Like the Tory-Lib Dem coalition in Britain, Germany’s grand coalition has been bad news for the smaller, weaker partner. As with Clegg’s Lib Dems, Gabriel’s Social Democrats have shared the blame for the failures of the Grand Coalition, while Merkel’s Conservatives have taken credit for its successes. Germany’s SPD are far bigger than Britain’s Lib Dems (they’ve governed Germany for 20 years since 1969) and so they’ve got far more to lose. After the last Bundestag elections, in 2013, they had enough MPs to form a left-wing coalition with the Greens and Die Linke (Germany’s far left party) but instead they chose to team up with Merkel’s CDU. This deal gave them six ministries (including finance and defence) but the price at next year’s elections may be steep. Could they face a wipe-out like Labour’s annihilation in Scotland? In today’s febrile atmosphere, who can tell?
Like Labour, the SPD’s support is concentrated in urban areas, and while its support remains strong in larger, more cosmopolitan cities, it is under threat in smaller, post-industrial towns. As with Labour as well, its greatest fear isn’t their conservative rivals, but a new anti-immigration party. Direct comparisons between Ukip and Alternative fur Deutschland are invidious, but their strategic positions are strikingly similar. AfD is particularly appealing to white working-class voters outside the major metropolitan conurbations, the so-called ‘left behind’ in a similar way to Ukip. Since it was founded, less than four years ago, the rise of Frauke Petry’s AfD has been remarkable. Current polls put her on 12 per cent, ten per cent behind the SPD, but as Trump (and Brexit) has taught us, opinion polls aren’t what they used to be.

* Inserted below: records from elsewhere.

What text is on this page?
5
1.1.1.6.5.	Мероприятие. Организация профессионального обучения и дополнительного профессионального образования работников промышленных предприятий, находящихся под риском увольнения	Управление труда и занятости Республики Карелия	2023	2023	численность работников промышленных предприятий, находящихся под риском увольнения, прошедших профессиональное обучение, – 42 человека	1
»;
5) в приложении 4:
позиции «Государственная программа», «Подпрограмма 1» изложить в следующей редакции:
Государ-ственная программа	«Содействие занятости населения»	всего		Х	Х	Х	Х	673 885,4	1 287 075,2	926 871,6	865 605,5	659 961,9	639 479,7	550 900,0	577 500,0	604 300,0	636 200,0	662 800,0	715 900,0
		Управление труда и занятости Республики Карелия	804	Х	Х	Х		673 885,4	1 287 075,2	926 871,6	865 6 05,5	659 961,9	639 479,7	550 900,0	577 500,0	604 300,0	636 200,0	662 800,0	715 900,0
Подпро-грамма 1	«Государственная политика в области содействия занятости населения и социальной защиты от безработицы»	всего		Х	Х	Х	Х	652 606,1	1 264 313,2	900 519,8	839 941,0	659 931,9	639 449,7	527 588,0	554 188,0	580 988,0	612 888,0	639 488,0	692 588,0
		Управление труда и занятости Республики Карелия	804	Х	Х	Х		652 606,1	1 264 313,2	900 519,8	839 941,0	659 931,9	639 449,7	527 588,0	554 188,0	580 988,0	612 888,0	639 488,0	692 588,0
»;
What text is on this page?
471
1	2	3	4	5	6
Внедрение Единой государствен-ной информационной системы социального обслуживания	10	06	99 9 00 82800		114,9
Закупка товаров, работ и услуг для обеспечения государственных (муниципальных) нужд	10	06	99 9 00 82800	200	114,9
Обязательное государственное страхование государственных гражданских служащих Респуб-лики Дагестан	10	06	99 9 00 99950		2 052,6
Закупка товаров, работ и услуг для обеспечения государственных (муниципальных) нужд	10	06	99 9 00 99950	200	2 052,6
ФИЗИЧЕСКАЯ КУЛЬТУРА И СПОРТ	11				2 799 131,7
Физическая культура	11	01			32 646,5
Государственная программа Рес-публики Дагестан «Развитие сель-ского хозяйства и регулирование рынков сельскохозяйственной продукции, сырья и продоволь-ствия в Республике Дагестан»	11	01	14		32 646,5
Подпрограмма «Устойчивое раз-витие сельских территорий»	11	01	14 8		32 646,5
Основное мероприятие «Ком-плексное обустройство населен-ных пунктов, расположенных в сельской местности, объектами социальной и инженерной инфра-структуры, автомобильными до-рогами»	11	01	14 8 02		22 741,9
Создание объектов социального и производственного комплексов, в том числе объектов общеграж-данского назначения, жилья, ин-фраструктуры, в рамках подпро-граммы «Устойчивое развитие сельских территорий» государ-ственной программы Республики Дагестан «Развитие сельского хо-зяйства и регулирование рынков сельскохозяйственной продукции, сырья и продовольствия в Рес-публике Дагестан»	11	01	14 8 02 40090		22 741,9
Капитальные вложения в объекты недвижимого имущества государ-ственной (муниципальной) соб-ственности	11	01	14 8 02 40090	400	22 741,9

It’s the threat of Petry’s AfD, not Merkel’s CDU, which makes Schulz’s return so attractive for the SPD. Bald, bearded and bespectacled (and already sixty), he’s hardly a Blairite poster boy, but in Germany he has the common touch. There’s nothing elitist about his background. The son of a policeman, and a decent footballer in his youth (until his nascent career was cut short by injury) in 1987, aged just 31, he became the youngest ever mayor in North Rhine Westphalia – a huge urban sprawl with a population of 18 million, straddling the Ruhr, Germany’s rustbelt, as well as smarter cities like Dusseldorf and Cologne.
North Rhine Westphalia, where Schulz will stand as an MP, is a paradigm of the SPD’s twin challenge. Here, as elsewhere, a successful SPD leader must fight a battle on two fronts. In richer cities like Cologne and Dusseldorf, the SPD need a candidate who can take on Merkel’s CDU. In poorer cities like Essen and Dortmund, they need a candidate who can take on Petry’s AfD. Schulz can play both roles. His job as President of the European Parliament has given him a high profile in Germany, yet his long absence from the national scene (he’s been an MEP since 1994) has protected him from the messy compromises of coalition politics. Uniquely, he can play the insider against the CDU and the outsider against AfD.
Next year, Merkel’s foreign minister, the SPD’s Frank-Walter Steinmeier, will move upstairs to become German President. Could Schulz fill this vacancy? Technically, he wouldn’t need to wait until he became an MP. If he became foreign minister, it’d be the perfect platform for a tilt at the SPD leadership – traditionally, foreign ministers enjoy improved ratings in the polls. And if Schulz does get this post, Britain can expect to face a far more combative politician than the urbane and diplomatic Steinmeier – and Merkel can expect a real battle in 2017. Chancellor Schulz? It sounds unlikely. But we’ve already seen stranger election results this year.